Maintenant je ne veux pas spéculer sur ce que sera Elend dans les années à venir, car je préfère de beaucoup me donner corps et âme à ce disque qui est loin d'avoir fini de livrer ses secrets. Tout au plus, je devine sans mal que cette troupe unique dans le paysage de la musique sombre recèle encore bien des possibilités et, que ce soit avec Elend ou avec la nouvelle entité annoncée Ensemble Orphique, j'espère qu'ils sont très loin d'avoir fini de nous arroser de telles merveilles. Au point où nous en sommes, il est peut-être temps de s'accorder sur une note.
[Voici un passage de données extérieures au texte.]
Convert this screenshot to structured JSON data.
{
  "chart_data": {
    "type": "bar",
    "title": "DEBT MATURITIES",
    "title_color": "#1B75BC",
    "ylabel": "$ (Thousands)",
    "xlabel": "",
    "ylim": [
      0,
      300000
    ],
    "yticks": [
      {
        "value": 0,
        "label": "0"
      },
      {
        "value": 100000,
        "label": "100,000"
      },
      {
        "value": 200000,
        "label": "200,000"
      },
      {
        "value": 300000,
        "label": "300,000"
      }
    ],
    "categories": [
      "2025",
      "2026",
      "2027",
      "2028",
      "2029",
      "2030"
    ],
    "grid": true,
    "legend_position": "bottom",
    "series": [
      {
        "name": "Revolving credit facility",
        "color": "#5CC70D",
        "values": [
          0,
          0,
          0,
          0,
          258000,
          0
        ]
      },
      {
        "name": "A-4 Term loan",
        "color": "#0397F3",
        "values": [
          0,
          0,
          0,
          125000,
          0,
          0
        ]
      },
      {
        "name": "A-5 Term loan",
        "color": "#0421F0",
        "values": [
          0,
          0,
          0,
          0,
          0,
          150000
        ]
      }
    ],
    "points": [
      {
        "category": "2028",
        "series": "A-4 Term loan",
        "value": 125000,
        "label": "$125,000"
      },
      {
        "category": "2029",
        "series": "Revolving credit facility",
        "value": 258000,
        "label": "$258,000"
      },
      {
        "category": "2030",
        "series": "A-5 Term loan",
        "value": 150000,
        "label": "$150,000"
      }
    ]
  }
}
Personnellement je pose 20/20. Loufi va encore gueuler, lui qui fait la chasse aux notes trop élevées, mais franchement comment faire autrement? « Winds Devouring Men » n'a pas quitté mon lecteur depuis trois semaines et le pied indicible que je prends à l'écouter semble gonfler d'une unité à chaque fois... Le meilleur Elend? Au diable la nostalgie, je dis oui!!! A toi de conclure mon ami.

Dark Tranquilou: aïe aïe aïe, d'un côté Loufi qui fait la chasse aux notes trop élevées, de l'autre certains lecteurs qui ne supportent pas une chronique de plus de dix lignes, on va ramasser! C'est pas grave, c'est pour Elend, non seulement j'assume mais en plus je continue. Nous avons parlé jusqu'à maintenant du contenu de l'album, parlons un peu du contenant. L'album est disponible en édition limitée digisleeve, le travail est très soigné, parfaitement à l'image de la musique: sobre et beau, le plaisir des oreilles est associé au plaisir des yeux. Cerise sur le gâteau, cette édition (dépêchez vous, il n'y en aura pas pour tout le monde!) renferme un titre supplémentaire: « Silent Slumber: A God that Breeds Pestilence ». Alors oui, on pourrait vous le décortiquer, l'analyser, le disséquer ou je ne sais quoi mais vous n'auriez plus de surprise. Un indice: il est aussi bon que le reste. De toute façon si vous n'êtes pas encore convaincu que cet album est indispensable, je ne sais pas ce qui pourrait vous faire changer d'avis.
Mon très cher Uriel, concernant la notation je te suis à 100%, je mets 20/20 uniquement parce que je ne peux pas mettre plus. A ce niveau il faudrait carrément redéfinir tout les barèmes et le système de notation sous peine de voir toutes les sorties des prochains mois osciller entre 2 et 3.